Of the borrowers who have asked for help from Ms Brailey’s action group, Banking & Finance Consumers Support Association, 1170 of them claim their loan application forms (LAFs) have been tampered with. In most cases, the income figure has been increased to justify more credit. “There is not one clean ‘LAF’ among them,” said Ms Brailey.
The banks and the corporate regulators reject Ms Brailey’s claims. They say fraud in the low-doc loan market is the fault of ”rogue” mortgage brokers.
In his repudiation this week of the Brailey claims, Mr Kell said ASIC had recently banned seven mortgage brokers for fraud or misconduct relating to loan applications.
Not just ‘rogue brokers’
However, the flood of responses this week to the Brailey claims, along with the emails and other documents published this week on her website, support the view that low-doc fraud is more widespread than the work of ‘‘rogue’’ brokers.
Lawyer Graeme Hancock, who has assisted victims of low-doc lending, says the cases he has seen corroborate this.
“I’ve reviewed many files from BFCSA,” Mr Hancock said. “I’ve seen towards 100 Loan Application Forms, all of which have been completed in more than one set of handwriting, and all the income details are grossly overstated in someone else’s handwriting.
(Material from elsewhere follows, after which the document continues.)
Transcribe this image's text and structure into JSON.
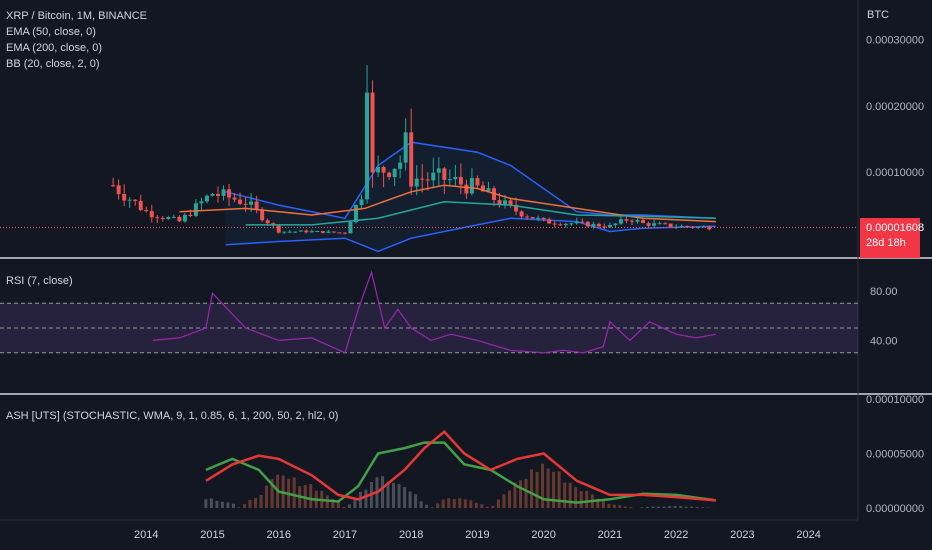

“The mere fact that I have seen the same thing in so many cases clearly suggests this type of thing is systematic. Other parts of the process, such as the broker asking the borrower to sign the application form as ‘true and correct’ without all the detail being included is just too widespread to be just a coincidence.”
Most of the people Mr Hancock had interviewed did not have the means of fighting lending recoveries. The situation had improved with the introduction of the national lending laws in 2010. Until then it was only NSW borrowers, under the Contracts Review Act, who could ask the court for relief on the basis that the transaction was unjust.
“But that doesn’t help anybody before then and I gather they are the vast majority of cases. Without being able to take the unjust route you would be left trying to prove that the transactions and the relationship was unconscionable, which is very difficult,” he said.
In another aspect of the claims, Denise Brailey has downloaded on her website information relating to the Service Calculator which she says is the program used by all the banks and other low-doc lenders that determines loan approvals.
It is via the Service Calculator that the lenders are orchestrating the low-doc lending process and using the brokers as their agents, she claims. Mortgage brokers have a password the Service Calculator which enables them to enter the bank and non-bank lender’s computer system to have loans processed but it is the lenders who determine the outcome.
Therefore, she claims, the lenders are responsible for the ‘imprudent lend’ to customers who cannot afford the loan.
Ms Brailey has called on ASIC and the Financial Ombudsman Service to use their powers to demand the lenders release the Loan Application Forms and information relating to the Service Calculator which she maintains is the key to unlocking the systemic fraud.